SCORE was a DARPA-funded multi-method collaboration involving 865 researchers. As part of the initiative, the credibility of published findings was evaluated across three dimensions: reproducibility, robustness, and replicability.  

 

  • Researchers for the reproducibility study (Nature | Open Access) examined whether re-running an original analysis on the original data from published research articles will produce the same result reported by the original authors. Only approximately 54% of sampled papers were precisely reproducible. Papers from political science and economics journals had higher reproducibility rates compared to those from other disciplines. Paper recency and journal data sharing policies also predicted reproducibility.  
  • Researchers for robustness study (Nature | Open Access) tested whether conclusions hold when reasonable alternative analytical choices are applied to the same data. While 74% of the re-analyses reached the same conclusion as the original authors, quantitative results like effect sizes varied substantially. 
  • Researchers for the replicability study (Nature | Open Access) attempted independent replications of 274 claims drawn from 164 published papers. The replications were carefully designed, used the original materials when possible, and were peer-reviewed in advance. Only Fifty-five percent of claims replicated with statistically significant results in the original direction (see Figure 1). Replication rates varied somewhat across discipline and replication criteria. 
Figure 1: Each point shows the original and replication effect sizes for a replicated claim.
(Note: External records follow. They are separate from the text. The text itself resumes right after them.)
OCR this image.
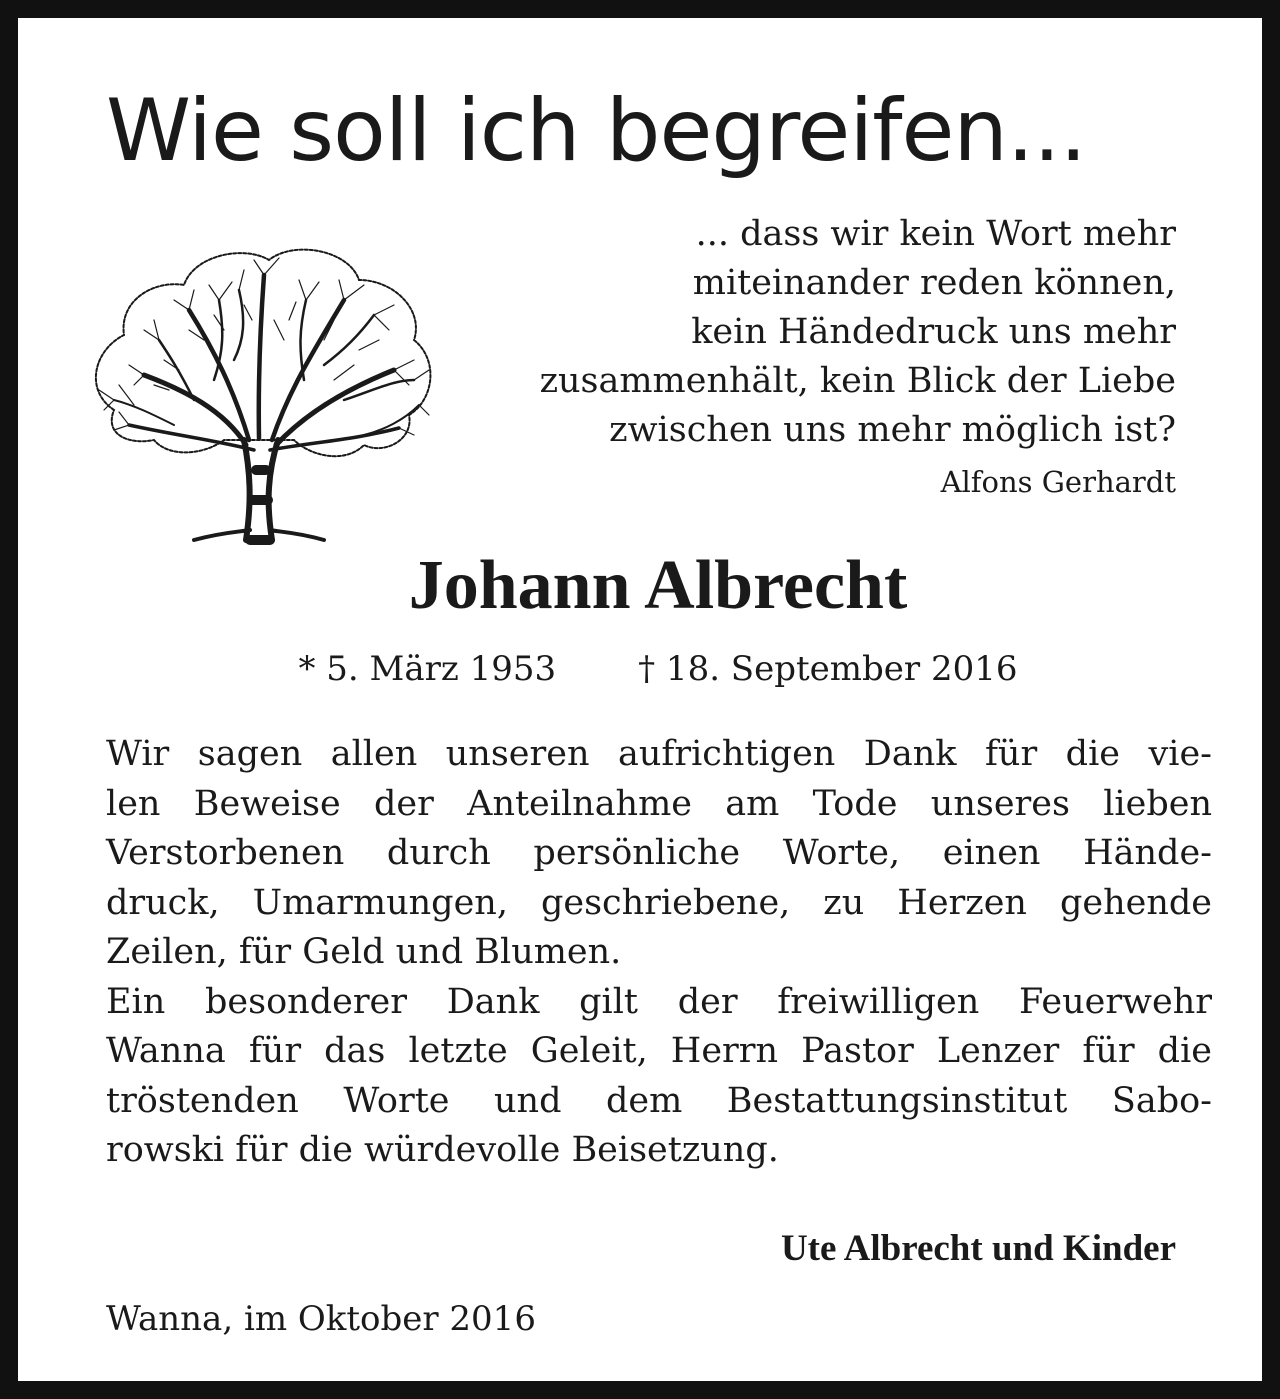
Wie soll ich begreifen...
... dass wir kein Wort mehr
miteinander reden können,
kein Händedruck uns mehr
zusammenhält, kein Blick der Liebe
zwischen uns mehr möglich ist?
Alfons Gerhardt
Johann Albrecht
* 5. März 1953 † 18. September 2016
Wir sagen allen unseren aufrichtigen Dank für die vie-
len Beweise der Anteilnahme am Tode unseres lieben
Verstorbenen durch persönliche Worte, einen Hände-
druck, Umarmungen, geschriebene, zu Herzen gehende
Zeilen, für Geld und Blumen.
Ein besonderer Dank gilt der freiwilligen Feuerwehr
Wanna für das letzte Geleit, Herrn Pastor Lenzer für die
tröstenden Worte und dem Bestattungsinstitut Sabo-
rowski für die würdevolle Beisetzung.
Ute Albrecht und Kinder
Wanna, im Oktober 2016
Point size reflects the number of claims per paper. Replication effect sizes are shown as positive when the observed relationship follows the same direction as the original effect, and negative when the relationship is in the opposite direction. Points are classified as successful if the replication is statistically significant (p .05, two-sided) and in the same direction as the original effect; otherwise, they are classified as failed. 

These investigations remind us that research credibility is not a single property. A finding can survive one test and fail another. Reproducing an analysis, obtaining similar conclusions under alternative specifications, and observing the same result in new data each tell us something different. When the same findings are repeatedly observed, confidence in the robustness and reliability of the results increases.  In fact, replication rates are essential for estimating the probability of a hypothesis being true (see Doug’s paper in the American Statistician for more on this point).

Confidence about research findings has value beyond the academic community. In applied work, we rely on leveraging empirical research to support our claims.  Many HDR projects involve integrating multiple forms of evidence, each with different strengths and limitations. Historical observations, expert judgment, and external benchmarks may all serve as inputs into a model. Methods rooted in probabilistic reasoning and uncertainty quantification provide a framework for combining these sources while making confidence levels explicit. Rather than treating evidence as simply true or false, such approaches recognize that confidence should increase as findings remain consistent across multiple lines of inquiry and decrease when conclusions depend heavily on particular assumptions or analytical choices.  

SCORE’s datasets, methods, and findings are openly available. Take a look! This initiative represents one of the most comprehensive efforts to quantify reliability in published social and behavioral science, and Peter and I are proud to have played a small part in it.